Everyone needs to hear my rage!

Now that my son is nearly six years old and his stubborn streak is proving to be a personality trait rather than a phase, the two of us find ourselves enmeshed in this nightly drama that results in my blood pressure spiking and him running crying from the room.  And it’s typically over the little things.  He’s chewing with his mouth open at the dinner table.  He’s not cleaning up his Legos quickly enough.  He doesn’t believe me when I say that tomorrow is Saturday.  All these little things that send me over the edge.

I know my own emotional pathology is at play here.  I am significantly self-conscious about my parenting abilities, which is due to a variety of factors: the lingering effects of the dysfunction in my own household growing up, societal rhetoric about whether or not I should be allowed to have children at all as a gay man, the way we treat dads differently than moms, the persistent questions about the healthy development of children in trans-racial adoptions.  As with most parents, I want my kids to be model children when they leave this house, and that’s exaggerated by the ludicrous notion some people will always have that these kids shouldn’t be in my care.
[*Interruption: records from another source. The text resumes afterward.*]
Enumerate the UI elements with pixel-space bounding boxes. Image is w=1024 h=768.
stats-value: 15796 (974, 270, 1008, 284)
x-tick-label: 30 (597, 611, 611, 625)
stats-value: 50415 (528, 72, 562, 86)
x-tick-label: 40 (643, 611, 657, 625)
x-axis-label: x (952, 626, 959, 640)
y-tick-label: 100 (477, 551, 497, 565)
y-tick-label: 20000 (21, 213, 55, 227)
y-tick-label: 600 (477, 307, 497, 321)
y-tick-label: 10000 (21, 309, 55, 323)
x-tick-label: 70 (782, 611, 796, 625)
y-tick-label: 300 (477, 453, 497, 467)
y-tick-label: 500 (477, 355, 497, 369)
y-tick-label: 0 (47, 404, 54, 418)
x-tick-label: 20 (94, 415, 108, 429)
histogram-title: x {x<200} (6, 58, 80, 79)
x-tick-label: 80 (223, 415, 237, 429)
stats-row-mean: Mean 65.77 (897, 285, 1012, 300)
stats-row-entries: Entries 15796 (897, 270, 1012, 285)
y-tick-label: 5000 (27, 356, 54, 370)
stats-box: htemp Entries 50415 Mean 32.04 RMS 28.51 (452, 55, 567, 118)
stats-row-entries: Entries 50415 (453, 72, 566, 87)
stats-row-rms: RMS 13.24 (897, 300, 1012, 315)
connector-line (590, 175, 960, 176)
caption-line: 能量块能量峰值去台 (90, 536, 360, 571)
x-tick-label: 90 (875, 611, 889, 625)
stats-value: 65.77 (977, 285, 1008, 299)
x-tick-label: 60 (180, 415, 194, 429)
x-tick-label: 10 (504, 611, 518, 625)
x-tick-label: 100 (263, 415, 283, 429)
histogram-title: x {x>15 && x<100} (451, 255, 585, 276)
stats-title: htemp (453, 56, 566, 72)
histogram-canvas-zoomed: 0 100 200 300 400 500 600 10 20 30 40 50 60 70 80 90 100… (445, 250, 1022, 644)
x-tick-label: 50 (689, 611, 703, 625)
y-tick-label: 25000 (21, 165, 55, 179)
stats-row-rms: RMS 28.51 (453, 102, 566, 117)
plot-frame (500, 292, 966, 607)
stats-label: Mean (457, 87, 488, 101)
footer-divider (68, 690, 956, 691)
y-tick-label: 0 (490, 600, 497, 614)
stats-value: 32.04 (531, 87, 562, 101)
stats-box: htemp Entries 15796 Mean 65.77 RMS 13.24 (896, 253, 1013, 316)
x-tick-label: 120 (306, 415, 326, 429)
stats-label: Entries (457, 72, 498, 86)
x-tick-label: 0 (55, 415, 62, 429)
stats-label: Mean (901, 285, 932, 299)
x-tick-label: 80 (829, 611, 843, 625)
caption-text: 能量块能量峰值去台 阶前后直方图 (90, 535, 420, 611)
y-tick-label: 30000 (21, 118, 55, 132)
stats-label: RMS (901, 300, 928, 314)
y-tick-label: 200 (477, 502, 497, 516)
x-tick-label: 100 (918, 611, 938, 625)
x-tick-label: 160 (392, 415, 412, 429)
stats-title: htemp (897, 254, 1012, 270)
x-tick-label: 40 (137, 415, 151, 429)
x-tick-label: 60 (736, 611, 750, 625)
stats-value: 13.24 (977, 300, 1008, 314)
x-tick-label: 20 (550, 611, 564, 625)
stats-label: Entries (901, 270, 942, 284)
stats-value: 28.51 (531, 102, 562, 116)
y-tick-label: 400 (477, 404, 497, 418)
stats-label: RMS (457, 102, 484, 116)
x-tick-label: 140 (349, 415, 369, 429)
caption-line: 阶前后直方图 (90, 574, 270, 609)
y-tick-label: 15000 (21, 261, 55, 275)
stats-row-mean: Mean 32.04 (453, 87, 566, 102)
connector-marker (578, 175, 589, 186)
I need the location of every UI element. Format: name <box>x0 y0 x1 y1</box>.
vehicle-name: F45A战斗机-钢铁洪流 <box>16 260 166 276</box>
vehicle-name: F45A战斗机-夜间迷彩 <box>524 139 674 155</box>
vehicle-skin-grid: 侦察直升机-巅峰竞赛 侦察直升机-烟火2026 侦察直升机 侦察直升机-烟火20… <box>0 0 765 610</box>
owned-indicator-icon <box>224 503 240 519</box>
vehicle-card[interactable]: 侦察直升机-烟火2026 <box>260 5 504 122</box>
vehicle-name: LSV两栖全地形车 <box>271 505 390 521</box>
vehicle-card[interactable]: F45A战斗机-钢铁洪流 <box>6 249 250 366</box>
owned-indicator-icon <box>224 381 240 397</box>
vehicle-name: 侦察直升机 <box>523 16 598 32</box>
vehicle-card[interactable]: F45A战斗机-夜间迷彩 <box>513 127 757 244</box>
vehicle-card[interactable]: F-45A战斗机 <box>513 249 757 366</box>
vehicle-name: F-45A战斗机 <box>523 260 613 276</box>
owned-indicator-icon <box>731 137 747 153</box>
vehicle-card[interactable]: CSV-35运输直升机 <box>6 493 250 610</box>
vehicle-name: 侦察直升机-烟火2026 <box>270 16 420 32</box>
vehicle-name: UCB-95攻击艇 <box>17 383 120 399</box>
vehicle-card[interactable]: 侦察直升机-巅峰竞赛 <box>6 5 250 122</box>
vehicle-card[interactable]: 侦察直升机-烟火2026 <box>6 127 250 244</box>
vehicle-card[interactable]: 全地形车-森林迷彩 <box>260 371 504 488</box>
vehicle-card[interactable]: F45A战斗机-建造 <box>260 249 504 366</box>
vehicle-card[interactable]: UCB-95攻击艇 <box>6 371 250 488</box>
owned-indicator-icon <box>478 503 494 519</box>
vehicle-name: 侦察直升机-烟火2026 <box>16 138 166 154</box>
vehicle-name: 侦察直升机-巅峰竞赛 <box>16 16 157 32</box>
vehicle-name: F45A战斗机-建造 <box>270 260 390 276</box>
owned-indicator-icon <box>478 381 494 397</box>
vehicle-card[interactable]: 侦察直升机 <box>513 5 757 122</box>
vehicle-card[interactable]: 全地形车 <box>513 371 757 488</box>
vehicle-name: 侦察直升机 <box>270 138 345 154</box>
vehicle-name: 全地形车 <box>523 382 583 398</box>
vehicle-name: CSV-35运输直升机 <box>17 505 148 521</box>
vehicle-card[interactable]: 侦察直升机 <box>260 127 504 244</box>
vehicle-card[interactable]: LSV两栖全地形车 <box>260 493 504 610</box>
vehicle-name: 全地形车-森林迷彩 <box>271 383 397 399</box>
Still, I need to work on myself.  I’m not sure I’m up for the challenge of a 2014 with no yelling.  In fact, here on January 3, I’ve already lost the challenge–twice–but I am willing to try harder.  My husband and I had a good talk yesterday about the ways in which we communicate with our son, and we’ve got a few new strategies that might help out.  Principally though, I need to back off.  Right now, we’re able to bounce back fairly quickly from these screaming matches, but I know in a few years that won’t be the case.  I’ll work it out with the help of my husband and a good therapist, and with any luck there will be a little less for my neighbors to listen to when we open the windows this spring.